Подготовленные в светских – «русских» – училищах педагоги из числа мусульман передавали ученикам свое мироощущение, способствуя формированию новой генерации сибиряков, открытых новациям. В качестве примера можно привести бухарца, учащегося подобного заведения в Тобольске, бывшего членом местного общества любителей науки. Его перу принадлежит статья «Мнение магометан о смерти пророка Моисея», опубликованная в 1789 г. в первом в азиатской части России печатном альманахе «Иртыш, превращающийся в Иппокрену». При этом важен не только текст, но и тот дискурс, в котором он функционировал. Журнал предназначался местным читателям, в основном православным. Язык статьи – русский – говорит о владении автором литературными нормами, обеспечивавшими равноправную коммуникацию в среде сибиряков. Этот случай, пока еще локальный в социальной практике края рубежа XVIII-XIХ веков, показал тенденцию – изменение общественных настроений – и отразил переплетение иррационального (отношение к своей религии сибирских мусульман) и рационального – знания первых просветителей из числа тюрков.
Нельзя сводить все новации только к статье этого бухарца, так и не ставшего «культурным гибридом», застрявшего между двумя культурами, так как в том же альманахе опубликована анонимная «Повесть о султане Тогрул-Бек-Арсламе», рисующая образ предавшегося «лености, роскоши, всякого рода невоздержанности, особливо же пьянству» правителя, в итоге потерявшего трон. Повесть, проникнутая идеями Жан-Жака Руссо о нравственной чистоте живущих в патриархальности людей, аллегорически намекала на придворные порядки и нравы, уже осуждавшиеся частью просвещенных россиян.

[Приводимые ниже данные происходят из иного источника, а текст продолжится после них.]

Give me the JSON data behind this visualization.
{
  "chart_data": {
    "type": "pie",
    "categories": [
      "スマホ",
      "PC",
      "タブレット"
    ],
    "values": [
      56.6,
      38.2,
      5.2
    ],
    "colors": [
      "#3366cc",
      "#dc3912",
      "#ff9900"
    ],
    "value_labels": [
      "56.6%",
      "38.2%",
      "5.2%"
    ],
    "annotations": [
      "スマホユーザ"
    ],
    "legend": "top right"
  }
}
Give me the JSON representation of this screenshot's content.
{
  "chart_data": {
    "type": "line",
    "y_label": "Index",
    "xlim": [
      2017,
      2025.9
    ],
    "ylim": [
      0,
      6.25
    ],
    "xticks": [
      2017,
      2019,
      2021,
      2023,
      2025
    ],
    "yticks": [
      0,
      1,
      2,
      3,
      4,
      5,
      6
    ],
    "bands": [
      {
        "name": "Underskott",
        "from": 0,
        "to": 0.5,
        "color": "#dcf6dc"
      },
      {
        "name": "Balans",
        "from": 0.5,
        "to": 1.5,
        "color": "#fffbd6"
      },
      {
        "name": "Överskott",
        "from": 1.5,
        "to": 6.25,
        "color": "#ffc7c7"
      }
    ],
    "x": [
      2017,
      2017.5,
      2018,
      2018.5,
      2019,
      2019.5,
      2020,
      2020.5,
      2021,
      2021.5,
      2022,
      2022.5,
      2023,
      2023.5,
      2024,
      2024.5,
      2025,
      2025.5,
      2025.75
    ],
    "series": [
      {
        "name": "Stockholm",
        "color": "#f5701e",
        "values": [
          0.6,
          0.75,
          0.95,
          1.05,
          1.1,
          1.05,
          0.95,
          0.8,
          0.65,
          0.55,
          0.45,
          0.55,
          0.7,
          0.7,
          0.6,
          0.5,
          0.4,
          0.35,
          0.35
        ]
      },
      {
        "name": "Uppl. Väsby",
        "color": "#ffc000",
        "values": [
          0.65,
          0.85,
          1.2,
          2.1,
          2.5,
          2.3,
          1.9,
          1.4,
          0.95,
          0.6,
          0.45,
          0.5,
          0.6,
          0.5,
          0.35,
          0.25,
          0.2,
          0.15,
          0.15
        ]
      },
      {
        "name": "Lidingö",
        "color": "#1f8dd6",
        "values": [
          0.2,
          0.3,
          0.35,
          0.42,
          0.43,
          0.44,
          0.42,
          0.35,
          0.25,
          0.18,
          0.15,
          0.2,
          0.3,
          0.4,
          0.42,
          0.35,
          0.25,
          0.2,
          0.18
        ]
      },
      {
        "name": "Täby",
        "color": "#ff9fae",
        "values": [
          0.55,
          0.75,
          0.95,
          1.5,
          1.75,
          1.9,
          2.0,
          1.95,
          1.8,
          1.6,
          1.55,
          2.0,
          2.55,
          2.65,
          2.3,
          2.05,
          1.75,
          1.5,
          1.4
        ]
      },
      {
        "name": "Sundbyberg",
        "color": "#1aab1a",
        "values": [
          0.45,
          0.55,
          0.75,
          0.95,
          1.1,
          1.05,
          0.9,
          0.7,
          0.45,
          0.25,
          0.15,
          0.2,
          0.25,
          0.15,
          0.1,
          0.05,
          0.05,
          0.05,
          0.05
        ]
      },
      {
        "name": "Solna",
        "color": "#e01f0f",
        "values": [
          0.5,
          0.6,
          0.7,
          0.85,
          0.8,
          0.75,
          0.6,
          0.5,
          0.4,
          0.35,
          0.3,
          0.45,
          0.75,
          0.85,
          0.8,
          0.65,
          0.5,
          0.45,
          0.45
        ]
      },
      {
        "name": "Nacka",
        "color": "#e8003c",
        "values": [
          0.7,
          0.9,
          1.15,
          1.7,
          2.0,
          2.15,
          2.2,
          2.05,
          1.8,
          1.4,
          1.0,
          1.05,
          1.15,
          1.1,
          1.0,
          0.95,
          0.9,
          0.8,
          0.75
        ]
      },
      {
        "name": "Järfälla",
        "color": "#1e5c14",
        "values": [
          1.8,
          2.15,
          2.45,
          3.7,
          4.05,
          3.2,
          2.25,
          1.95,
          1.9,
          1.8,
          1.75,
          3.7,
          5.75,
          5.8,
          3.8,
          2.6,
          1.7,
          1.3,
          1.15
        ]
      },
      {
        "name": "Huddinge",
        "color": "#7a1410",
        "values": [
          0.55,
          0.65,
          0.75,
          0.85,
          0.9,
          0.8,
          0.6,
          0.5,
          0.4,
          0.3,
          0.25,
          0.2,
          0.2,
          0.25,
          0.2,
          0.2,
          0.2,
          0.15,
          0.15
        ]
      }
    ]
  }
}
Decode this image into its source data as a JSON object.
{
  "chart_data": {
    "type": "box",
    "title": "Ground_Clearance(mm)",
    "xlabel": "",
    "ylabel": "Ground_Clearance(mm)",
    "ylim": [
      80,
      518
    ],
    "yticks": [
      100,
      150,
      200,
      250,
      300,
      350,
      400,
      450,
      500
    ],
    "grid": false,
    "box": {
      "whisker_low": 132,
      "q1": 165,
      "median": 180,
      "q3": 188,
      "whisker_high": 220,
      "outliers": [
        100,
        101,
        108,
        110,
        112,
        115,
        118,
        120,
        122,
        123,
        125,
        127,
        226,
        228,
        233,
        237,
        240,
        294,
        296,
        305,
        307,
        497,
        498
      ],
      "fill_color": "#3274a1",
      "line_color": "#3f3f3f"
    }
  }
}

Публикация в альманахе статьи «Мнение магометан о смерти пророка Моисея» и «Повести о султане Тогрул-Бек-Арсламе» важна для оценки понятия другой как составной части собственной идентичности сибиряков. Это вносило амбивалентность в общественные отношения, заставляя социум институализировать присутствие за счет предоставления ему соответствующей ниши.
Подобные люди, как правило, уже не возвращались во взрастившую их среду, но исполняли роль активных коммуникаторов в межкультурных контактах. И здесь вопрос не о количестве, а о качестве. Изучавшие русский, турецкий (татарский), арабский, персидский, маньчжурский, калмыцкий языки по окончании становились не только переводчиками, но и деятелями своих культур.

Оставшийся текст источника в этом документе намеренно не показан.